The play: Comedy of Errors
The plot tweet: Two sets of twins, unknown to each other, wander around same town; chaos ensues. Dad escapes execution; Mom shows up; everyone feasts.
My favorite line:
I to the world am like a drop of water
That in the ocean seeks another drop,
Who, falling there to find his fellow forth,
Unseen, inquisitive, confounds himself.
In the past few years, I've used Comedy of Errors as a measuring stick for Shakespeare theaters and festivals around the Midwest -- not because it's the best indicator of a theater company's ability, but merely because it seemed to be playing everywhere I went.
The funniest version, by far, was at the Stratford Shakespeare Festival, and it starred one of my favorite comedic actors, Bruce Dow, as Dromio of Syracuse. The strangest version (although still quite funny), was with the Cincinnati Shakespeare Company; it was set as a 1950s sci-fi B-movie, which naturally emphasized the more bizarre aspects of the play. I also saw a good version last year at the American Players Theatre in Spring Green, Wisconsin (which, if you've never been there, is a fantastic open-air venue).
In the midst of this Comedy of Errors overkill, I broke one of my own Shakespeare rules: I saw the play without reading it first. So, as I read the play this week, many things were bumping around in my head, including different interpretations of the scenery, the characters and the overall tone. It's been difficult to sort out that "noise" and get a pure reading of the play.
Comedy of Errors is one of Shakespeare's earliest plays, and some aspects of it -- the ample fart jokes, for example -- make me wonder if he had it left over from an adolescent writing experiment. On the other hand, as critics have noted, the play gives us a preview of many themes Shakespeare will use throughout his career, such as storms/tempests and the search for self.
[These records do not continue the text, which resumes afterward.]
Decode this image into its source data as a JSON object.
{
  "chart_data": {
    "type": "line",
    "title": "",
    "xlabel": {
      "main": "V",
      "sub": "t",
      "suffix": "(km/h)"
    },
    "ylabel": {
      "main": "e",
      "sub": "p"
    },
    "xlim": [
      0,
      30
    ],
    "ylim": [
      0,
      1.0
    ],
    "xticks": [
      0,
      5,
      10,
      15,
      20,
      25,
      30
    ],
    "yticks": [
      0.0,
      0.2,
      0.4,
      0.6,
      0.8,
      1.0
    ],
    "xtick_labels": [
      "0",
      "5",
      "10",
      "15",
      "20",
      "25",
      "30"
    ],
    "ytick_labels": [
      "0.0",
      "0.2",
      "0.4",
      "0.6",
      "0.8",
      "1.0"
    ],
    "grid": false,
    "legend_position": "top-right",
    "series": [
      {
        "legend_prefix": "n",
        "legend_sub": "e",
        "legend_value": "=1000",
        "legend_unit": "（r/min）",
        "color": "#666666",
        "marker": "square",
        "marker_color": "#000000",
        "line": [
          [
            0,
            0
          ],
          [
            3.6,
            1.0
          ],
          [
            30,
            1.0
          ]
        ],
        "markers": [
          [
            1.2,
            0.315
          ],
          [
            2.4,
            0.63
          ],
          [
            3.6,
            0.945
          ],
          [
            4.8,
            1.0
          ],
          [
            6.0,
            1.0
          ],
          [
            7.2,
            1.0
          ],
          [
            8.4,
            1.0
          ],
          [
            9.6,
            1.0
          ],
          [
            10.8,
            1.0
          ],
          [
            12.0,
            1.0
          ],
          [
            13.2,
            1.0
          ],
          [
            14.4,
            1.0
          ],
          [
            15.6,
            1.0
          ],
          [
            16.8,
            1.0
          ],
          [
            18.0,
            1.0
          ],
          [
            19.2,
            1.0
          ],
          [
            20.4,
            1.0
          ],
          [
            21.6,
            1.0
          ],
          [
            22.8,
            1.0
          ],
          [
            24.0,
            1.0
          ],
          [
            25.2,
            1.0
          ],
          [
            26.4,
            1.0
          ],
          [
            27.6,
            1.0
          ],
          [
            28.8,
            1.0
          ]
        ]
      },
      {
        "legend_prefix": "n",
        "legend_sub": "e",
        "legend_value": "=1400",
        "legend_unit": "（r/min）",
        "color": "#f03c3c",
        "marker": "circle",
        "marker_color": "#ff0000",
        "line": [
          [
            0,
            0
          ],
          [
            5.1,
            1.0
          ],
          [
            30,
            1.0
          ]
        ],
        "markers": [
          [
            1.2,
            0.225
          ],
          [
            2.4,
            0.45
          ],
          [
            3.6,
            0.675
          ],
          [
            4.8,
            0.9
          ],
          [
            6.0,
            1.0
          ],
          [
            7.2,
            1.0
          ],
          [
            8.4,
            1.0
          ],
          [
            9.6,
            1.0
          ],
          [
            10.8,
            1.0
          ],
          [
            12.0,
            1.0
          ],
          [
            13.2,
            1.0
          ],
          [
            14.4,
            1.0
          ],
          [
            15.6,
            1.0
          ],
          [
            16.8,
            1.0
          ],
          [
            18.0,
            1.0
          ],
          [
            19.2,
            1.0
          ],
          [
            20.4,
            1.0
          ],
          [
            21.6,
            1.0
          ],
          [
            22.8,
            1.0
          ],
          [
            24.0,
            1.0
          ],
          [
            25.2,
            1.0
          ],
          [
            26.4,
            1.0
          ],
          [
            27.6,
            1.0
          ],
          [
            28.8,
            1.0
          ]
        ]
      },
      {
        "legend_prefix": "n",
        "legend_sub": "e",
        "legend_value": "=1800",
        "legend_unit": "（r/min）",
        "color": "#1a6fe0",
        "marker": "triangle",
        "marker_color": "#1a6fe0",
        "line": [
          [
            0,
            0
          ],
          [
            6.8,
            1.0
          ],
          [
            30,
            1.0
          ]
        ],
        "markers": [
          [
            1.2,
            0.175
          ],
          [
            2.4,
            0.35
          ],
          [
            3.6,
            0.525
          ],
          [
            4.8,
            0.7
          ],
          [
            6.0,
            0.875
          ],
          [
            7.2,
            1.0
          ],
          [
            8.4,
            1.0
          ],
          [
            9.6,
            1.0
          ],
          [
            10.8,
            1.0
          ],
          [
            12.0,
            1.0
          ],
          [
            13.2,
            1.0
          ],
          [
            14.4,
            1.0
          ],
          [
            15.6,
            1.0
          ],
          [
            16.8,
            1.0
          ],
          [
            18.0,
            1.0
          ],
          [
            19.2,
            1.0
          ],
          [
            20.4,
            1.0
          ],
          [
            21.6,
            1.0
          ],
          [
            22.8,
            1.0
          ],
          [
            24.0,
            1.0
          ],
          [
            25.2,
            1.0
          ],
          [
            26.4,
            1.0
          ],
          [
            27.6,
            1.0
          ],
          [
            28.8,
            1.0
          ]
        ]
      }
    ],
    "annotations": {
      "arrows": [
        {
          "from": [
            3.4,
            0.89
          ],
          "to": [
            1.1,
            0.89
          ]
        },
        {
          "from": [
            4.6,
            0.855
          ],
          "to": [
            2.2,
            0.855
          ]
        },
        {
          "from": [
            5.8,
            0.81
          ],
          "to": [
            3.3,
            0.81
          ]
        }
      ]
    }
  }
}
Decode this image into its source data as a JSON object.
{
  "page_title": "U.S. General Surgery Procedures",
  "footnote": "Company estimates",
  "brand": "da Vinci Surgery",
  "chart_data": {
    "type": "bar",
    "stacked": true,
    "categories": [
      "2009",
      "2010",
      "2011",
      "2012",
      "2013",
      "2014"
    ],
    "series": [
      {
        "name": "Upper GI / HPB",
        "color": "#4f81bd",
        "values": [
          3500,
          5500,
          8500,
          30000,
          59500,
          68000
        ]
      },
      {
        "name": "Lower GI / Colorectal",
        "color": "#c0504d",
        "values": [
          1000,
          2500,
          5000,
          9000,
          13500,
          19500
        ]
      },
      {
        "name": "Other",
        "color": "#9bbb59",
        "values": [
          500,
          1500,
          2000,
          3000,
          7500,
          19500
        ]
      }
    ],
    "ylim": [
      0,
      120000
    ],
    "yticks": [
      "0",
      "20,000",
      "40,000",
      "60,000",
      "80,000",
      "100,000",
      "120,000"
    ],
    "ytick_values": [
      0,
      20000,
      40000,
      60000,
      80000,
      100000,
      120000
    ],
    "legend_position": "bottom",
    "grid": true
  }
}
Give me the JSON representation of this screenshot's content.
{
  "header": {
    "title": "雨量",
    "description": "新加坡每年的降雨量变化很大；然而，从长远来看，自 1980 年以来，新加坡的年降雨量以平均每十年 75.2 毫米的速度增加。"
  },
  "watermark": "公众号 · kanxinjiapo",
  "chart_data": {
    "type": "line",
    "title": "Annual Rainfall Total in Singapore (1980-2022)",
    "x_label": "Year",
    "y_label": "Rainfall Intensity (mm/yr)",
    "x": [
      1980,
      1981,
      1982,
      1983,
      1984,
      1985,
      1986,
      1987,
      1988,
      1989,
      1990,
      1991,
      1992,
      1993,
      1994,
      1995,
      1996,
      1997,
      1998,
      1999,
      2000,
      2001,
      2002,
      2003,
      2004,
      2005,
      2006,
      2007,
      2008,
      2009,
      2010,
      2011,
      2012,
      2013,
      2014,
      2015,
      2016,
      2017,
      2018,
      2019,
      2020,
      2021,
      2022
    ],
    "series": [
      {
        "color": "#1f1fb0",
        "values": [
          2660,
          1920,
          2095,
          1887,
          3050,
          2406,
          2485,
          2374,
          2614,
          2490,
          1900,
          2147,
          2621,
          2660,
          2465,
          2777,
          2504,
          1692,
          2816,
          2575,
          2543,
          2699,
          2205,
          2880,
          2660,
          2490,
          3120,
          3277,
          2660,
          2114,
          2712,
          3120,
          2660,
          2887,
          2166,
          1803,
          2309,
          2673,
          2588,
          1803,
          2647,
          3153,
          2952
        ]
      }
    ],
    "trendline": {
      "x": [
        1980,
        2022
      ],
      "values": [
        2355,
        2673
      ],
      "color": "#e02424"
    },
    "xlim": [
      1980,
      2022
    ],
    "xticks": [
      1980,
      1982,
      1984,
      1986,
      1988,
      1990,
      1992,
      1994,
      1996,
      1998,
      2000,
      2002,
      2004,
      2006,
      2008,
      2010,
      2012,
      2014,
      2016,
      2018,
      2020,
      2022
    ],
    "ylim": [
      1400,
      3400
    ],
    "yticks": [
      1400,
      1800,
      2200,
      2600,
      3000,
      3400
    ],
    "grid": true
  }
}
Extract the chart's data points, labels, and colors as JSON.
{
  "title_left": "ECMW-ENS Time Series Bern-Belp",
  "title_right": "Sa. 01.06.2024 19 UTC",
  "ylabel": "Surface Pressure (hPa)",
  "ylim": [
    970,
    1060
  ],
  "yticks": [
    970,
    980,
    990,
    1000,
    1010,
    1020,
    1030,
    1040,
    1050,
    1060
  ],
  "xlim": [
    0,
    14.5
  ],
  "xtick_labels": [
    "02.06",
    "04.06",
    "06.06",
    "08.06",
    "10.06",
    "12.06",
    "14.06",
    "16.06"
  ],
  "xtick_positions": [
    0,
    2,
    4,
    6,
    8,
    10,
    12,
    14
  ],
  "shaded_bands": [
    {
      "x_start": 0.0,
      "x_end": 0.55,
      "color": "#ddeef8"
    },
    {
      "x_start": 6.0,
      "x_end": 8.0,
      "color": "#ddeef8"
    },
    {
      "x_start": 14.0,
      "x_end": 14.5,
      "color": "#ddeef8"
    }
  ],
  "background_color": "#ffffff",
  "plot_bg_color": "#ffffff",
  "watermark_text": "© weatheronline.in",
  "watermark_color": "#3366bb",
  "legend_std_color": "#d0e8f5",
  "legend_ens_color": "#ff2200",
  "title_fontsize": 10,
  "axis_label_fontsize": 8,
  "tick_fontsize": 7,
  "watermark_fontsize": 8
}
The final act, a reconciliation and reunion orchestrated by Emilia/the Abbess, feels to me like an early attempt at the mastery achieved in The Winter's Tale.
This is one of the very few Shakespeare plays that sticks to the classical unities of time and place: The action takes place on the streets of one town, in one afternoon, and characters are constantly mentioning the time -- a countdown to Egeon's scheduled execution at sundown (which we never for a minute believe will actually take place). It's also one of the Bard's shortest plays, and even then there are some sections that feel like filler.
One criticism of the play is that the characters don't have much depth. Just compare the play's most rounded-out character, Antipholus of Syracuse, with Hamlet or Falstaff. Another frustration: To make the plot work, the characters have to be pretty stupid sometimes. When Antipholus of Syracuse arrives in town, he's told that a merchant from Syracuse is facing execution, but it never occurs to him to find out who the merchant is. And, although the whole point of his journey is to find his brother, he never considers his twin to be a potential cause for the mix-ups of the day. (Nor, for that matter, does Egeon, when Antipholus of Ephesus swears he doesn't recognize him.)
Once we get past some fairly stupid characters with a penchant for fart jokes, what's left? Well, to start, it's pretty darn funny. Indeed, staged well, it's the funniest Shakespeare play I've seen. That doesn't come across very well in the reading because so much of the humor is physical slapstick. Think of the possibilities of a simple stage direction like "He beats Dromio." (Right now, in my head, Bruce Dow is wearing a funny little cap and running madly around the stage, shrieking like a girl.)
One thing I did notice in the reading, which didn't come across well on stage, was how repulsive Luciana can be. She's not married, but when we first meet her she's lecturing her sister on the need to be subservient to her husband. In her next appearance, she's screeching at Dromio, calling him "thou drone, thou snail, thou slug, thou sot." In her next scene, she's lecturing Antipholus of Syracuse about how to behave toward his supposed wife. She continues in this vein throughout the play. What a shrill, insufferable know-it-all. Imagine what she'd be like if she weren't pretending to be the meek and mild single girl.
Did you get the same impression of Luciana? She's not mentioned much in the criticism I read, so I'm interested in hearing what other people think.
Another question for discussion: If Comedy of Errors is a "preview" of Shakespeare's later work, what parallels did you notice? When Antipholus of Ephesus says, "But with these nails I'll pluck out these false eyes," for example, does that ring any bells for you? We haven't read that play yet, but I'll give you an imaginary bonus point if you know what it is.